Are natural disaster death tolls higher?

Ever since the Earthquake in Iran on December 26, 2003 I’ve become increasingly aware of natural disasters with high death tolls. Am I just more aware and informed now, or is this statistically normal for the population?

I just read about a Mayan landslide that took out a Mayan village of about 1200 because of Hurricane Stan, the same weekend as that huge quake in Pakistan/India/Afghanistan.

Erek

Higher than when? Death tolls in many areas would be expected to be higher during the past century than earlier simply because of the large increase in global population, especially in the Third World where housing is less adequate to stand up to disasters.

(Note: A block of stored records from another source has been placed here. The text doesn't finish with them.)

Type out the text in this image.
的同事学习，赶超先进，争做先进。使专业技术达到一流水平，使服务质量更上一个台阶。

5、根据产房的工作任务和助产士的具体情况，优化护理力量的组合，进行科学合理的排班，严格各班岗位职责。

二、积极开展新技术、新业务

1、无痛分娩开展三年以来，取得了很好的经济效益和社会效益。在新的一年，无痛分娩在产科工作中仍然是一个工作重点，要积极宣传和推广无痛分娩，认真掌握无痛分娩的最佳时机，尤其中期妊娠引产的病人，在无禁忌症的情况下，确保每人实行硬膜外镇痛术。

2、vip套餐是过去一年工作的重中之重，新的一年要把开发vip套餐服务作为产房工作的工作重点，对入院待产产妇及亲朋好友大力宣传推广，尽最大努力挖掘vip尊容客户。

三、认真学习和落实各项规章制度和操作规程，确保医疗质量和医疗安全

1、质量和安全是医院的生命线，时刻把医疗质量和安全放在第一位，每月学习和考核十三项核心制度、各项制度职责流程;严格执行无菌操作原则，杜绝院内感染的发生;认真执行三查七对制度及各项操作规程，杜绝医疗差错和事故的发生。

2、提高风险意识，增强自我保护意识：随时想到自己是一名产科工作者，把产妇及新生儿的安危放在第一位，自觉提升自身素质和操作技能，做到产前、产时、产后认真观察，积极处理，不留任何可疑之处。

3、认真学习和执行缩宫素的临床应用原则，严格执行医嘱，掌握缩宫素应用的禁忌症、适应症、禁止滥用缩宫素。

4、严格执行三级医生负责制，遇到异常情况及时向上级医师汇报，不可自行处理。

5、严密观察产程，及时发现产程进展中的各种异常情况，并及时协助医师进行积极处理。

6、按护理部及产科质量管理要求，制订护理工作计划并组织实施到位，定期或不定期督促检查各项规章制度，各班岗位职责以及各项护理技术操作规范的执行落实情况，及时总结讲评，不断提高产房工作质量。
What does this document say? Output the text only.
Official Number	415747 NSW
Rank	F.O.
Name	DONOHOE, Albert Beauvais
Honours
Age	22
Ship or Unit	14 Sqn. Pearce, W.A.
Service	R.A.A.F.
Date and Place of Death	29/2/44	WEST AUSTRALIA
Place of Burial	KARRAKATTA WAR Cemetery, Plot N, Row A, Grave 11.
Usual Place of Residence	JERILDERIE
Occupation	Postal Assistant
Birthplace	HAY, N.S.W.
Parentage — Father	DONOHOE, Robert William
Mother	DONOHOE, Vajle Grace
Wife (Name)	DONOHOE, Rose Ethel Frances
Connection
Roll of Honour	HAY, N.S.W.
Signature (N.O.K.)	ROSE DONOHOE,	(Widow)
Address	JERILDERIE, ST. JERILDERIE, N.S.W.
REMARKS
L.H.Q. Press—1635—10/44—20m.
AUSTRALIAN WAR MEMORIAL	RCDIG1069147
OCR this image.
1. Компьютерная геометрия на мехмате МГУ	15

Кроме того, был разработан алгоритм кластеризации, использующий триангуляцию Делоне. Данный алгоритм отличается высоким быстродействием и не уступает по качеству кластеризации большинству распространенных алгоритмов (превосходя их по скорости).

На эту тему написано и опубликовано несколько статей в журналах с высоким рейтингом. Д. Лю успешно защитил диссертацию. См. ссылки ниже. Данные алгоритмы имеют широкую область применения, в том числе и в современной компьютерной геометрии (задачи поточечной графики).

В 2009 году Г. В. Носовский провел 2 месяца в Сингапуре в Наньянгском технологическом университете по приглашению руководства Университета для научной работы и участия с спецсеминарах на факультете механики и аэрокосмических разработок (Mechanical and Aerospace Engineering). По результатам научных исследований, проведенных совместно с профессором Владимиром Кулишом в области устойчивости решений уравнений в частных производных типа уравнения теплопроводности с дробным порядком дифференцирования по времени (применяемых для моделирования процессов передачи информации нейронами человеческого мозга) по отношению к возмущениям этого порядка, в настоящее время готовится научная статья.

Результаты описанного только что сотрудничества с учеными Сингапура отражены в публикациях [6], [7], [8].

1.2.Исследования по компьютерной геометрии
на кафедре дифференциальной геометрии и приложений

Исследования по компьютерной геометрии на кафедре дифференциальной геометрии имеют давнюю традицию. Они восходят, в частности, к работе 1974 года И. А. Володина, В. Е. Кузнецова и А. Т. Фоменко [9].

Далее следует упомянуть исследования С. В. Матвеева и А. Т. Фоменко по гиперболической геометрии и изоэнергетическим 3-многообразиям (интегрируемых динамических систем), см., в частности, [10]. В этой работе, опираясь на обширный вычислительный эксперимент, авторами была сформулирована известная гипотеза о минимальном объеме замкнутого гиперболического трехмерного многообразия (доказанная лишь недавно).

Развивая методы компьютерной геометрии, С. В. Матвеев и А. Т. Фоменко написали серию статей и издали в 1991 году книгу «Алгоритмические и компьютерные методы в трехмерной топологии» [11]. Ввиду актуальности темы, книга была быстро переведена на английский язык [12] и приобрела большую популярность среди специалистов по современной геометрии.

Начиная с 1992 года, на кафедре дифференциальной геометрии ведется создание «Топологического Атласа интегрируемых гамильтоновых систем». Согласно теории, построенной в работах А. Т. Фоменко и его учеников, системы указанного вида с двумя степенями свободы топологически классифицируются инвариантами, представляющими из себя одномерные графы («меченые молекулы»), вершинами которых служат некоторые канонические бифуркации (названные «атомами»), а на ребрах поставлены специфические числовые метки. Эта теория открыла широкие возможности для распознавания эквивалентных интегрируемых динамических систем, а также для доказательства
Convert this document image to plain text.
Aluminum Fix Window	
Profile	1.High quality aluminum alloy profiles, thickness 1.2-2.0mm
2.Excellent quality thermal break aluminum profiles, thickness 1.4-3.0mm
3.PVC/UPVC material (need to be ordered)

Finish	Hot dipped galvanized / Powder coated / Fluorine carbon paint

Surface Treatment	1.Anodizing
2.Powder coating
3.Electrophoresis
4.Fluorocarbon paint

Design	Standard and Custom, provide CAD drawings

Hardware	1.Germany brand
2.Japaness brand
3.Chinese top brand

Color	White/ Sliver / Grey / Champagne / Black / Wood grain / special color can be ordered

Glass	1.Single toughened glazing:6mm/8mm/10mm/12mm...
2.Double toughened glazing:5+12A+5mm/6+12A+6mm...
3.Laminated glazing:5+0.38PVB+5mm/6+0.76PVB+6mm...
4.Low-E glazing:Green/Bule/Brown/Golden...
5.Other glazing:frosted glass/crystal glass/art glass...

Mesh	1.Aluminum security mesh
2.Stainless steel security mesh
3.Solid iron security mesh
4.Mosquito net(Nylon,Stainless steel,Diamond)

Say, higher than a decade prior, and higher than the decade before that I suppose. I’m not looking for any causes here, just to see how my perception is impacting my knowledge of the reality of the situation.

I’m wonder proportionally as well. It just seems like natural disasters have claimed nearly 200,000 lives in less than two years. That seems like a fairly significant percentage.

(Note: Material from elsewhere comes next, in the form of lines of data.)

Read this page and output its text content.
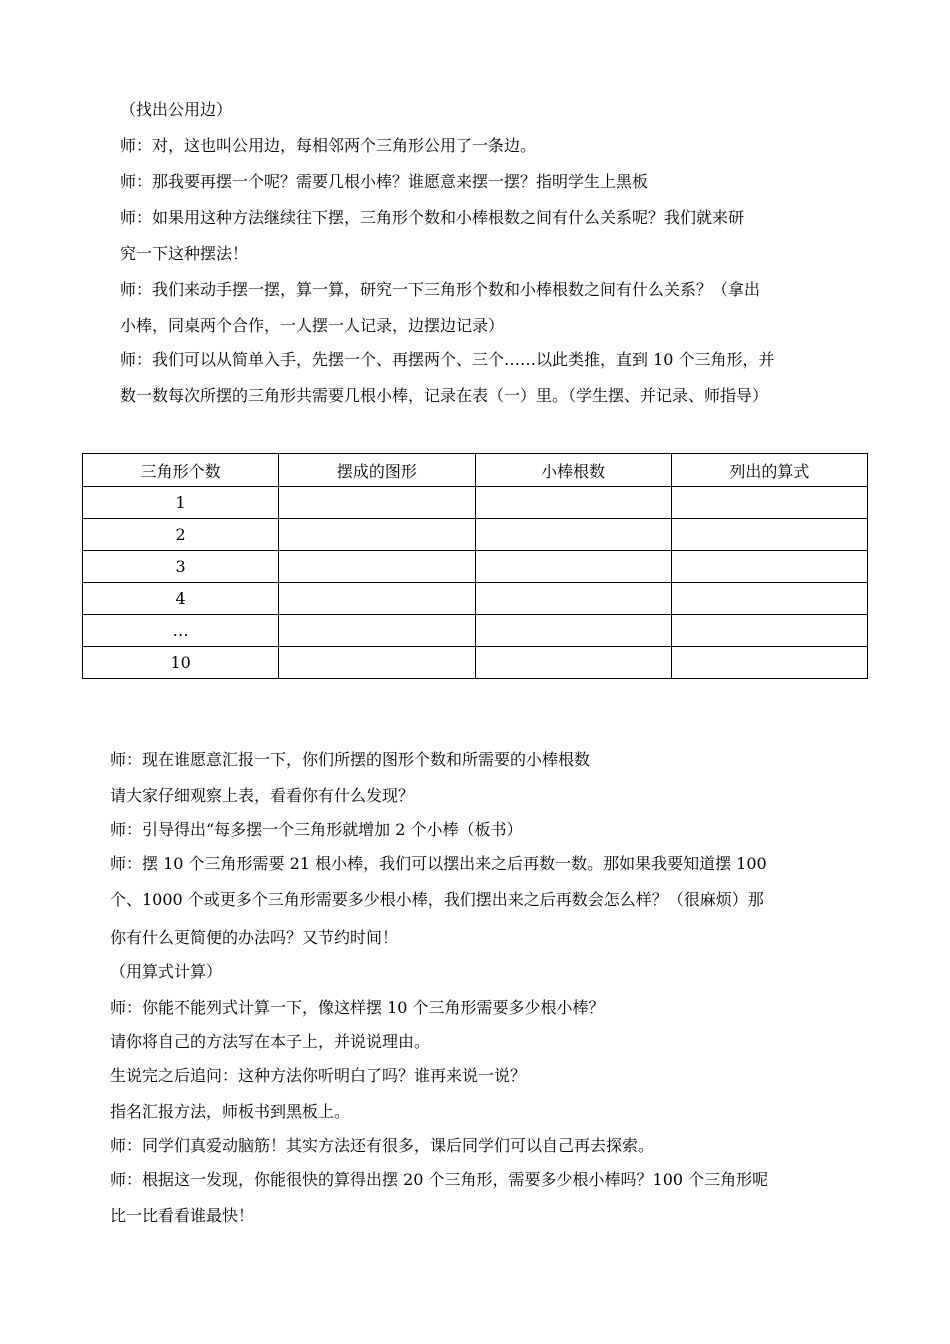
（找出公用边）
师：对，这也叫公用边，每相邻两个三角形公用了一条边。
师：那我要再摆一个呢？需要几根小棒？谁愿意来摆一摆？指明学生上黑板
师：如果用这种方法继续往下摆，三角形个数和小棒根数之间有什么关系呢？我们就来研
究一下这种摆法！
师：我们来动手摆一摆，算一算，研究一下三角形个数和小棒根数之间有什么关系？（拿出
小棒，同桌两个合作，一人摆一人记录，边摆边记录）
师：我们可以从简单入手，先摆一个、再摆两个、三个……以此类推，直到 10 个三角形，并
数一数每次所摆的三角形共需要几根小棒，记录在表（一）里。（学生摆、并记录、师指导）
三角形个数	摆成的图形	小棒根数	列出的算式
1			
2			
3			
4			
…			
10			
师：现在谁愿意汇报一下，你们所摆的图形个数和所需要的小棒根数
请大家仔细观察上表，看看你有什么发现？
师：引导得出“每多摆一个三角形就增加 2 个小棒（板书）
师：摆 10 个三角形需要 21 根小棒，我们可以摆出来之后再数一数。那如果我要知道摆 100
个、1000 个或更多个三角形需要多少根小棒，我们摆出来之后再数会怎么样？（很麻烦）那
你有什么更简便的办法吗？又节约时间！
（用算式计算）
师：你能不能列式计算一下，像这样摆 10 个三角形需要多少根小棒？
请你将自己的方法写在本子上，并说说理由。
生说完之后追问：这种方法你听明白了吗？谁再来说一说？
指名汇报方法，师板书到黑板上。
师：同学们真爱动脑筋！其实方法还有很多，课后同学们可以自己再去探索。
师：根据这一发现，你能很快的算得出摆 20 个三角形，需要多少根小棒吗？100 个三角形呢
比一比看看谁最快！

Most Recent Natural Disasters Were Not the Century’s Worst

Ok, well that answers that.

Thanks

With the recent earthquake and landslides, are we still about average for death tolls this year?

For perspective: India has a population of a billion. The country has an annual death rate of around 9 per 1000. That’s 9 million people dead each year. A natural disaster would have a hard time making a dent in that number.